Background
The first implantable pacemaker was placed in the 1958, ushering in a
new frontier of cardiovascular medicine. Since that time, implantation
of cardiovascular implantable electronic devices (CIED) has exploded.
The growth in CIED implants has been accompanied by a similar growth in
the need to remove them. With the development of specialized tools and
advancement of our understanding of transvenous lead extraction (TLE),
success rates are excellent, typically reported around 98%. There are,
however, challenges. Over time an ingrowth of fibrous tissue binds the
leads of these devices to surrounding vascular and cardiac structures
and to other leads. This tissue creates most of the challenges faced
during transvenous lead extraction. The spectrum of ingrowth and
adhesion of the leads is quite variable, and we have a long way to go in
our understanding of how to predict these adhesions.
Multiple modalities have been shown to be effective in detecting
adherence between the leads and other structures. CT, transesophageal
echo (TLE), intravascular ultrasound (IVUS), and intracardiac echo (ICE)

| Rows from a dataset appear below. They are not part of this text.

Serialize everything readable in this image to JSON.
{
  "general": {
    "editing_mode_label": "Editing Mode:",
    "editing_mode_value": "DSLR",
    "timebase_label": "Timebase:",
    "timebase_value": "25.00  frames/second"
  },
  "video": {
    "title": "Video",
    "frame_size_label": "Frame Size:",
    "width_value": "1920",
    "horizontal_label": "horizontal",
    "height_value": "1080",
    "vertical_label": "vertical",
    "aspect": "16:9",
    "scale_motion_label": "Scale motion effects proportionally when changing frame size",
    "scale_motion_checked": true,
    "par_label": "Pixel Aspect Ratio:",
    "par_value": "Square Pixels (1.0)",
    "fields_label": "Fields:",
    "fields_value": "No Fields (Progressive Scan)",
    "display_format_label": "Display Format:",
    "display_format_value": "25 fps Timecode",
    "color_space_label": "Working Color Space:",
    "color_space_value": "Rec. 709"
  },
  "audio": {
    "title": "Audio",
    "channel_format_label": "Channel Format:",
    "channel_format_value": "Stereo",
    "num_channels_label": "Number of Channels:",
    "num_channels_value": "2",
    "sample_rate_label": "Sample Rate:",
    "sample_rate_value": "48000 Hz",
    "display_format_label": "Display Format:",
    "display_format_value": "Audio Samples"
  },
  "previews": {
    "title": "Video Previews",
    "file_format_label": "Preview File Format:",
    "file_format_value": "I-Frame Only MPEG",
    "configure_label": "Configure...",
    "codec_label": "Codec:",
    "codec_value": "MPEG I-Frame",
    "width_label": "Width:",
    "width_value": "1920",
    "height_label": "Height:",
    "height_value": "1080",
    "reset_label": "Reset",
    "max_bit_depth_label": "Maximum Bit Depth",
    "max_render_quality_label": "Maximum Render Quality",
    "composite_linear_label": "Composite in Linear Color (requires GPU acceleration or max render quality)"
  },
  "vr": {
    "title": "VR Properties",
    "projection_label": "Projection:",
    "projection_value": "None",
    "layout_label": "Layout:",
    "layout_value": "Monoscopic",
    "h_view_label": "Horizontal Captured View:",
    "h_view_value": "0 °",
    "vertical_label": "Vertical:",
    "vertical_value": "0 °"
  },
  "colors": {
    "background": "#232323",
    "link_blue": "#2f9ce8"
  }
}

have all be studied. Patel et al detected some degree of adherence in
86% of subjects and severe adherence with the lead outside the contrast
lumen in 19%1 In another study evaluating CT in TLE,
Svenberg et al reported severe lead adhesion in about 45% of
subjects.2 TEE has also been evaluated to detect
adherence to the SVC and cardiac structures. Nowosielecka reported
binding to the SVC and right heart structures in 34% of
patients.3 IVUS and ICE may also be used to assess
lead binding to cardiac and venous structures. Using IVUS, Beaser et al
reported high grade adherence in 25% of patients.4Sadek et al used ICE to look for lead binding to the SVC or myocardium
and detected significant binding in 36% of patients.5 While, the modalities differ in how they detect these adhesions and, to
some degree, the structures being assessed, together, the studies tell
us that adhesions binding leads to other structures is common.